Ukraine must be especially careful with a defeated Putin


The convoy of about 300 whitewashed Russian military trucks on the Ukrainian border, the first of which entered eastern Ukraine Friday, is an apt metaphor for this depressing conflict. Russia says they’re carrying humanitarian aid. Ukraine says Russia has invaded.

It may not be an invasion, but Ukrainian officials have the better of this argument. Many of these trucks are almost empty, and they are traveling without the Red Cross escort Russia agreed to. Still, Ukrainian officials must be careful in how they respond: Russian President Vladimir Putin must not be rewarded for his belligerence, nor should he be needlessly antagonized.

The campaign against pro-Russian rebels in their city strongholds has been making gains. But the closer victory comes, the higher the risk that Putin — cornered by the nationalist fervor he has whipped up in his own country — will indeed invade to prevent it. Even if he didn’t send in troops, Putin would doubtlessly respond by extracting crippling long-term economic costs.

Ukrainian leaders rightly believe that the convoy’s true purpose is to slow the assault on rebel forces: Ukraine’s military will now need to restrict their use of artillery and airpower to avoid killing Russian aid workers. Even so, President Petro Poroshenko should avoid the temptation to cry foul and press for a military victory ahead of parliamentary elections, expected in October.
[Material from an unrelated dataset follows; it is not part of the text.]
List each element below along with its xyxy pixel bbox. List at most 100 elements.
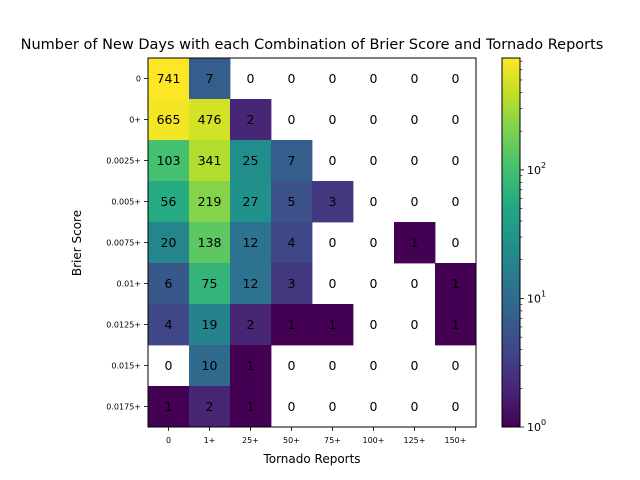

Ukraine’s friends, including German Chancellor Angela Merkel, who visits Kiev Saturday, can help convince him that the best course is to start negotiating a political settlement with Putin, because striving for a military victory isn’t just illusory, it is dangerous.

This week’s meeting between Putin and Poroshenko in Minsk offers an opportunity to break the standoff. Poroshenko’s June peace plan, which promised to decentralize power and entrench Russian-language rights, remains a good place to start. There will need to be a cease-fire, as well as international monitors to secure it. Most of all, Poroshenko and Putin will need to address the root causes of this made-in-Russia conflict.
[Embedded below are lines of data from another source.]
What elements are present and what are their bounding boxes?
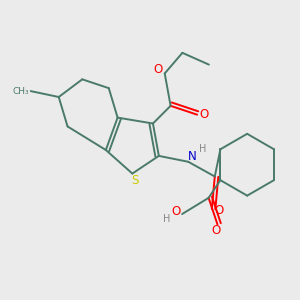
Text: O: O <box>171 205 180 218</box>
Text: CH₃: CH₃ <box>13 87 29 96</box>
Text: N: N <box>188 150 197 163</box>
Text: H: H <box>199 144 207 154</box>
Text: O: O <box>199 108 208 121</box>
Text: O: O <box>214 204 224 217</box>
Text: O: O <box>154 62 163 76</box>
Text: H: H <box>163 214 170 224</box>
Text: S: S <box>132 173 139 187</box>
Text: O: O <box>212 224 220 237</box>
The deepest of these involves Ukraine’s economic ties with its neighbors. The challenge here — which is not as hopeless as it sounds — is to allow Ukraine to forge connections with both the European Union and the Russian-led Eurasian Union.

Poroshenko and Putin’s meeting will take place at a summit of the Eurasian Union, which Putin wants him to join. For his part, Poroshenko has invited representatives of the European Union, including the energy commissioner. So all the necessary parties to a broad settlement will be present and able to address Russia’s concerns over how it can trade with Ukraine once Ukraine becomes part of an EU Free Trade Area.

Putin’s central goal throughout this crisis has been to force Ukraine to join the Eurasian Union. That’s the main reason he destabilized a neighboring country, and for that he must not be rewarded: No one should ask Poroshenko to renege on the trade and association agreements that Ukraine has signed with the EU, or agree to any referendums or constitutional changes that would amount to splitting the country.

On the other hand, Poroshenko could easily offer a guarantee that his government will not seek membership in the North Atlantic Treaty Organization, in essence “Finlandizing” his country. The condition for that assurance should be that Russia recommit to the 1994 agreement guaranteeing Ukraine’s territorial integrity, which Putin broke by annexing Crimea.

As for Putin? He should be under no illusions about the long-term cost to Russia for escalating this conflict. But once a possible deal is in the works and a cease-fire is in place, he should feel free to send all the white-painted trucks he wants to the people of Lugansk and Donetsk.